There is a rule of three. Whenever you own three of something, one will either be too small, too large, or just right. This theorem works for my slacks and belts. The problem is that the frequency of being too tight is greater than being too loose. I also have three trailers, one for sleeping, one for hauling trash, and the other for hauling whatever else. Guys have purpose when towing a trailer. Our lives have meaning.
Among my greatest joys are three lawnmowers. They are the tools that help me change my yard one swath at a time. I need a third because the other two usually aren’t working. They conspire and take turns not starting. Then again if all three ran, there’s only one of me to operate them.
Hun gets credit for discovering the third mower. She knows I frequently destroy them and has become a lawnmower aficionado. “The hardware store has a Husqvarna on sale,” she said one weekend. “Hitch a trailer, and check it out.”
I was born in Sweden and try to support their economy, so I headed out with trailer in tow. I own a Husqvarna chain saw (only one) that saws engine blocks. We also own a Husqvarna weed-eater that, in addition to whacking weeds, has more power than a Toyota Prius. It can also wax and buff a car. I figured their lawnmowers must be good. Hun’s reconnaissance was correct but incomplete. The mower was actually a self-propelled-front-wheel-drive Husqvarna HU 700F, powered by a Honda motor. Honda?
I stared at the mower and contemplated deeply for three seconds. Sweden, in the far northern hemisphere, is about 26 latitudes and 123 longitudes away from Japan. I understand we have a global economy, but how did this happen?
I picture a conference room in Stockholm with IKEA furnishings. Photos of Bjorn Borg adorn the wood-paneled walls. ABBA music plays softly. Design engineers, Sven and Yoshi, pitch the concept to their respective Boards. These cultures rarely match up on a hockey rink or judo mat, but the decision makers listen.
Sven: “The mower starts on first pull. The mower is orange. Tack [thanks].”
Yoshi: “The blade is sharp. It can slice tomato.
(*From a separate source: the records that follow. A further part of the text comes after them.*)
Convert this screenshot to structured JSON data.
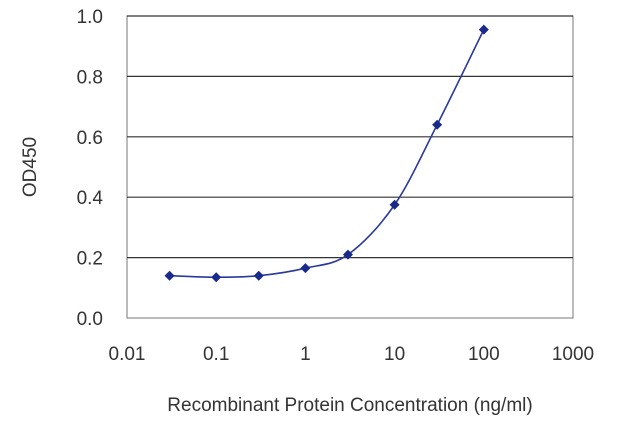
{
  "chart_data": {
    "type": "scatter",
    "title": "",
    "xlabel": "Recombinant Protein Concentration (ng/ml)",
    "ylabel": "OD450",
    "x_scale": "log",
    "xlim": [
      0.01,
      1000
    ],
    "ylim": [
      0.0,
      1.0
    ],
    "x_ticks": [
      "0.01",
      "0.1",
      "1",
      "10",
      "100",
      "1000"
    ],
    "y_ticks": [
      "0.0",
      "0.2",
      "0.4",
      "0.6",
      "0.8",
      "1.0"
    ],
    "grid": "horizontal",
    "legend": "none",
    "colors": {
      "series": "#1a2a8a",
      "grid": "#333333"
    },
    "series": [
      {
        "x": [
          0.03,
          0.1,
          0.3,
          1,
          3,
          10,
          30,
          100
        ],
        "y": [
          0.14,
          0.135,
          0.14,
          0.165,
          0.21,
          0.375,
          0.64,
          0.955
        ]
      }
    ]
  }
}
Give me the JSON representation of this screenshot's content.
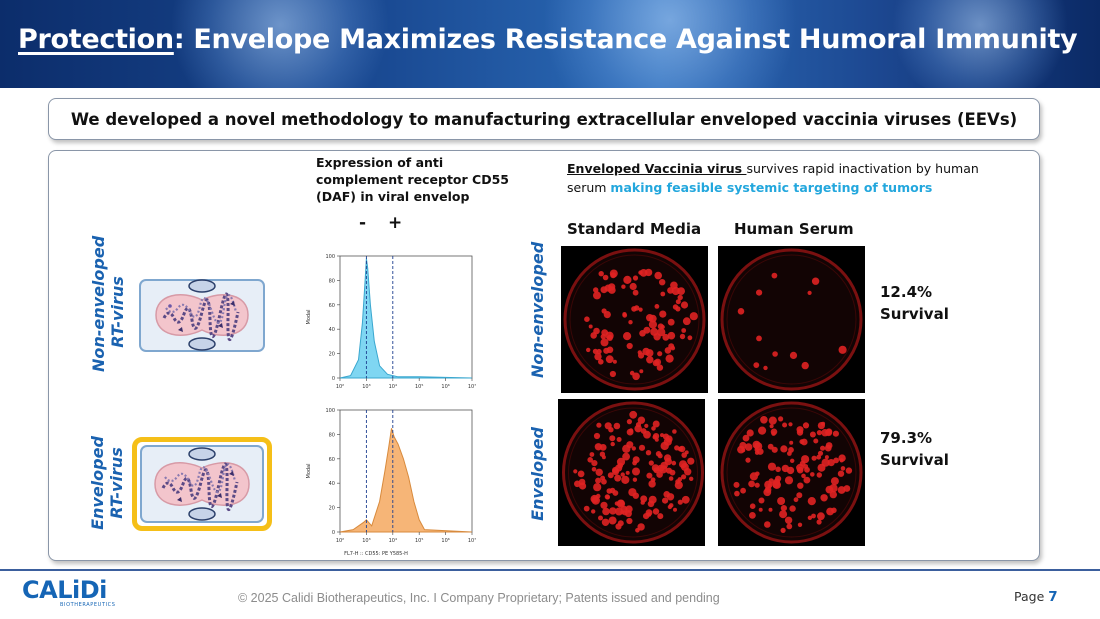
{
  "header": {
    "title_underlined": "Protection",
    "title_rest": ": Envelope Maximizes Resistance Against Humoral Immunity"
  },
  "banner": {
    "text": "We developed a novel methodology to manufacturing extracellular enveloped vaccinia viruses (EEVs)"
  },
  "left": {
    "row1_label_line1": "Non-enveloped",
    "row1_label_line2": "RT-virus",
    "row2_label_line1": "Enveloped",
    "row2_label_line2": "RT-virus"
  },
  "flow": {
    "caption": "Expression of anti complement receptor CD55 (DAF) in viral envelop",
    "minus": "-",
    "plus": "+",
    "ylabel": "Modal",
    "xlabel_bottom": "FL7-H :: CD55: PE Y585-H",
    "yticks": [
      "0",
      "20",
      "40",
      "60",
      "80",
      "100"
    ],
    "xticks": [
      "10²",
      "10³",
      "10⁴",
      "10⁵",
      "10⁶",
      "10⁷"
    ],
    "color_top": "#7fd6f2",
    "color_bottom": "#f6b577"
  },
  "chart_data": [
    {
      "type": "area",
      "title": "",
      "xlabel": "",
      "ylabel": "Modal",
      "xscale": "log",
      "xlim": [
        100,
        10000000
      ],
      "ylim": [
        0,
        100
      ],
      "series": [
        {
          "x_log10": [
            2.0,
            2.4,
            2.7,
            2.85,
            2.95,
            3.0,
            3.05,
            3.15,
            3.3,
            3.5,
            3.8,
            4.2,
            5.0,
            7.0
          ],
          "y": [
            0,
            2,
            15,
            45,
            80,
            98,
            90,
            60,
            30,
            10,
            3,
            1,
            1,
            0
          ]
        }
      ]
    },
    {
      "type": "area",
      "title": "",
      "xlabel": "FL7-H :: CD55: PE Y585-H",
      "ylabel": "Modal",
      "xscale": "log",
      "xlim": [
        100,
        10000000
      ],
      "ylim": [
        0,
        100
      ],
      "series": [
        {
          "x_log10": [
            2.0,
            2.5,
            2.9,
            3.0,
            3.2,
            3.5,
            3.7,
            3.85,
            3.95,
            4.05,
            4.2,
            4.4,
            4.6,
            4.8,
            5.0,
            5.2,
            7.0
          ],
          "y": [
            0,
            2,
            8,
            10,
            5,
            25,
            50,
            70,
            85,
            78,
            72,
            60,
            45,
            25,
            10,
            2,
            0
          ]
        }
      ]
    }
  ],
  "right": {
    "desc_underlined": "Enveloped Vaccinia virus ",
    "desc_bold": "survives rapid inactivation by human serum ",
    "desc_highlight": "making feasible systemic targeting of tumors",
    "col1": "Standard Media",
    "col2": "Human Serum",
    "row1_label": "Non-enveloped",
    "row2_label": "Enveloped",
    "survival1_value": "12.4%",
    "survival1_label": "Survival",
    "survival2_value": "79.3%",
    "survival2_label": "Survival",
    "plate_counts": {
      "nonenv_standard": 95,
      "nonenv_serum": 12,
      "env_standard": 150,
      "env_serum": 120
    }
  },
  "footer": {
    "logo_text": "CALiDi",
    "logo_sub": "BIOTHERAPEUTICS",
    "copyright": "© 2025 Calidi Biotherapeutics, Inc. I  Company Proprietary; Patents issued and pending",
    "page_label": "Page ",
    "page_number": "7"
  }
}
Arigato [thanks].”
The tall Swede and the reserved Japanese, men of few words, wait patiently for feedback. The executives nod, then approve.
“Our nations have filled American garages with cars. Let’s now fill their sheds.”
The men shake hands, and project Husqvarna HU 700F is born.
I bought the mower and loaded my trailer. Other guys smiled as I exited the parking lot, affirming my purchase. I backed in the driveway, unloaded the mower and wheeled it to Hun. She started the engine on the first pull and squeezed the throttle. “Whoa,” she exclaimed. Her arms jerked forward. “That thing can pull a water-skier!”
I am confident these two great companies created a long-lasting and reliable lawnmower. The irony of this global collaboration is that an American is pushing it, or in this case, getting yanked out of his boots. Husqvarna and Honda would really corner the lawnmower market if they added radar to locate hidden garden hoses, tennis balls, and rocks.
I look forward to when the Japanese and Swedes combine sushi with lutefisk.